During a 10-week classroom-based study in a school in western Canada, 17 Kindergarten children had multiple opportunities to learn about how elements of visual art, design and layout in picturebook artwork are fundamental to meaning-making when transacting with this format of literature. Student application of learning about the concepts under study was explored when the children viewed and discussed wordless or almost wordless picturebooks, and when they created their own artwork or visual compositions. Findings from the content analysis of the Kindergarten children’s visual narrative compositions and individual interviews revealed their understanding of how colour, point of view, framing, line to show action, line to show emotion and implied line can be used purposefully by sign-makers to represent particular meanings.

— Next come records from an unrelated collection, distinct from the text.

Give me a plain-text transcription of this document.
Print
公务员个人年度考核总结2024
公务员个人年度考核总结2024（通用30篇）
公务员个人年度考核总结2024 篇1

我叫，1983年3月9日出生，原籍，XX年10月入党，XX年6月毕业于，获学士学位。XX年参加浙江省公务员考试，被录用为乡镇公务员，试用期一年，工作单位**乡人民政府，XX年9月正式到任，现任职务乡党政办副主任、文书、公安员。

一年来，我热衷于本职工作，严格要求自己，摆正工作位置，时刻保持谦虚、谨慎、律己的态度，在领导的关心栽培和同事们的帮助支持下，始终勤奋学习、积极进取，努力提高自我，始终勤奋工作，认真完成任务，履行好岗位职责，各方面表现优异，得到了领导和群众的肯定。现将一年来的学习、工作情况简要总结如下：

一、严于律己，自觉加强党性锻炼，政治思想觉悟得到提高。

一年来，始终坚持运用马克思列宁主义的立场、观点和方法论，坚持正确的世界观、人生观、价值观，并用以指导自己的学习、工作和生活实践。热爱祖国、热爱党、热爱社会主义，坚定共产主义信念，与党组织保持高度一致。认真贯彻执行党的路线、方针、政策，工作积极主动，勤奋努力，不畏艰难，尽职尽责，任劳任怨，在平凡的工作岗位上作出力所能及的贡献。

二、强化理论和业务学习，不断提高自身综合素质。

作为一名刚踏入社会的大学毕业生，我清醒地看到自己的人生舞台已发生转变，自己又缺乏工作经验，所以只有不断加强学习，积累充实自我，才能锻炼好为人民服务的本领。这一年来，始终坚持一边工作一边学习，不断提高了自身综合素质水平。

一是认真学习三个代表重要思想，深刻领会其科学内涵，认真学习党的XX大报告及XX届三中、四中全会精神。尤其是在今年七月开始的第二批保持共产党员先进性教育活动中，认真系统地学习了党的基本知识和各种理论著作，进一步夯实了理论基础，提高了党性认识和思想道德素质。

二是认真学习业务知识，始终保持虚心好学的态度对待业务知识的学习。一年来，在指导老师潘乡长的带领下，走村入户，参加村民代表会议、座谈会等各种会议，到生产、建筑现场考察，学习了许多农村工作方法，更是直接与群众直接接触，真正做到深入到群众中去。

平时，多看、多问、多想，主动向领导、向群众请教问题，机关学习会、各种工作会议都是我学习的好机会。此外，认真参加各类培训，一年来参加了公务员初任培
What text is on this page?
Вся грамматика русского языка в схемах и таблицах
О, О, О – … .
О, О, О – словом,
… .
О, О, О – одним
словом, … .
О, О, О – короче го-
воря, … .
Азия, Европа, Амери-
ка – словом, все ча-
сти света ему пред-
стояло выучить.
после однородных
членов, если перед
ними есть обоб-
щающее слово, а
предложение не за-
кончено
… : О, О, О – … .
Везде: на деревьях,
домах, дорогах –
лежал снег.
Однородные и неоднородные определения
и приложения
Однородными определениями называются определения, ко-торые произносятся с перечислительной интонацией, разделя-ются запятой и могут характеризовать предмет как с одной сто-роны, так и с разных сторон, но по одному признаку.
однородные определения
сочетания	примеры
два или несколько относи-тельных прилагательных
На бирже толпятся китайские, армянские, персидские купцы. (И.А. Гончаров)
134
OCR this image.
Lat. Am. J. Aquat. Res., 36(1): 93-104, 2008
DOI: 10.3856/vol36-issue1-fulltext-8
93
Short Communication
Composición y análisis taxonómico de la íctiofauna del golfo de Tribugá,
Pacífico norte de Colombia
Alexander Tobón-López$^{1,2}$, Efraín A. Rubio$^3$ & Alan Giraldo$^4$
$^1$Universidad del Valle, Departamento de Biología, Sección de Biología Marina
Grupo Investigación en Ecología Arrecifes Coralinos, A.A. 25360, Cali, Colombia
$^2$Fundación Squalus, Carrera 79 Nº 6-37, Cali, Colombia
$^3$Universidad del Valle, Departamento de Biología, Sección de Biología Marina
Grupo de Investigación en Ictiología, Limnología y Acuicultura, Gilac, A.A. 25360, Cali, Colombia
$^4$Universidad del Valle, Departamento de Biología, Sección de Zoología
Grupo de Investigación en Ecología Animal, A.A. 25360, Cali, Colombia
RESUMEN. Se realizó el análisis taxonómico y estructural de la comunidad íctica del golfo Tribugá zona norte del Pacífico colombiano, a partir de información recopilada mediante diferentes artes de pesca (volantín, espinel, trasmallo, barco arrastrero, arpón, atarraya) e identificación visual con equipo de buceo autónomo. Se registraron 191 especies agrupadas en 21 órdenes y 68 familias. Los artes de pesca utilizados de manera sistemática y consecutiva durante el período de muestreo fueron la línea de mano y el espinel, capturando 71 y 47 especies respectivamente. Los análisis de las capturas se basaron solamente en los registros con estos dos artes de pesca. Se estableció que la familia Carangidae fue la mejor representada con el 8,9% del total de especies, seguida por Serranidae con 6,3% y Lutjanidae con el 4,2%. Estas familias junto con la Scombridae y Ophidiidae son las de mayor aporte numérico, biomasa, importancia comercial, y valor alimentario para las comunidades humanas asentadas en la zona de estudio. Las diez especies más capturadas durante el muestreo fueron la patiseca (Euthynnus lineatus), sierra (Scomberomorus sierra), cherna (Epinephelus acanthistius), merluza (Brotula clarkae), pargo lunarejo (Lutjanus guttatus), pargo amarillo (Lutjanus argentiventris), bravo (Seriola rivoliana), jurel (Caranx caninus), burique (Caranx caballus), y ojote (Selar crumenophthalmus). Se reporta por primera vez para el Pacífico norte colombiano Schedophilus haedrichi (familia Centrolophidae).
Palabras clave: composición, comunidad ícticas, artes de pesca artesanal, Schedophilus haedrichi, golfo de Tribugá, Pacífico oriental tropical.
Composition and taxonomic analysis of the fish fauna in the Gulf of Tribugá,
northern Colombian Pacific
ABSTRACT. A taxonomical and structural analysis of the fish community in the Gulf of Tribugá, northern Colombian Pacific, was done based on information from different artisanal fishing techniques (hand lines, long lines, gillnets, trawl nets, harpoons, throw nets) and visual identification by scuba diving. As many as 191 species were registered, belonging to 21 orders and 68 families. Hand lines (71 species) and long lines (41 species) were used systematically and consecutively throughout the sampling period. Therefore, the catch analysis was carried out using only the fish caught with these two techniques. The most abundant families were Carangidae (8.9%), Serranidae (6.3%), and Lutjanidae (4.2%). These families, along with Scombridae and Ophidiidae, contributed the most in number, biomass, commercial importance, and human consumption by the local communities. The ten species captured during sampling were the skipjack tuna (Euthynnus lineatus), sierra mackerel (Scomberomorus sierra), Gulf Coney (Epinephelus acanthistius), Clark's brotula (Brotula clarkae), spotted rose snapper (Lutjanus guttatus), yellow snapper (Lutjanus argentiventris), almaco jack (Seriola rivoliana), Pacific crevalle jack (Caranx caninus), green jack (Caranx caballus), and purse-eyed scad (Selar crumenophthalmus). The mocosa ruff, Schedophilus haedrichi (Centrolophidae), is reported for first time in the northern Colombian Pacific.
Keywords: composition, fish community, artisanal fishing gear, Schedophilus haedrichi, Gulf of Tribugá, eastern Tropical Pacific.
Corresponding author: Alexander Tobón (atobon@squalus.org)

Furthermore, application of Halliday’s metafunctions conceptual framework to analyze three focus students’ visual narrative compositions revealed how their semiotic work concomitantly realized the ideational, interpersonal and textual metafunctions. Consistent with the tenets of social semiotics and sociocultural theory, the descriptions of the instructional procedures and student activities convey how the practices in the classroom shaped the students’ visual narrative compositions. The findings enrich understanding of how young children’s knowledge of various semiotic resources can enhance their understanding and interpretations of the kinds of communicative functions realized or fulfilled by various meaning-making resources, and can inform the design of their visual compositions.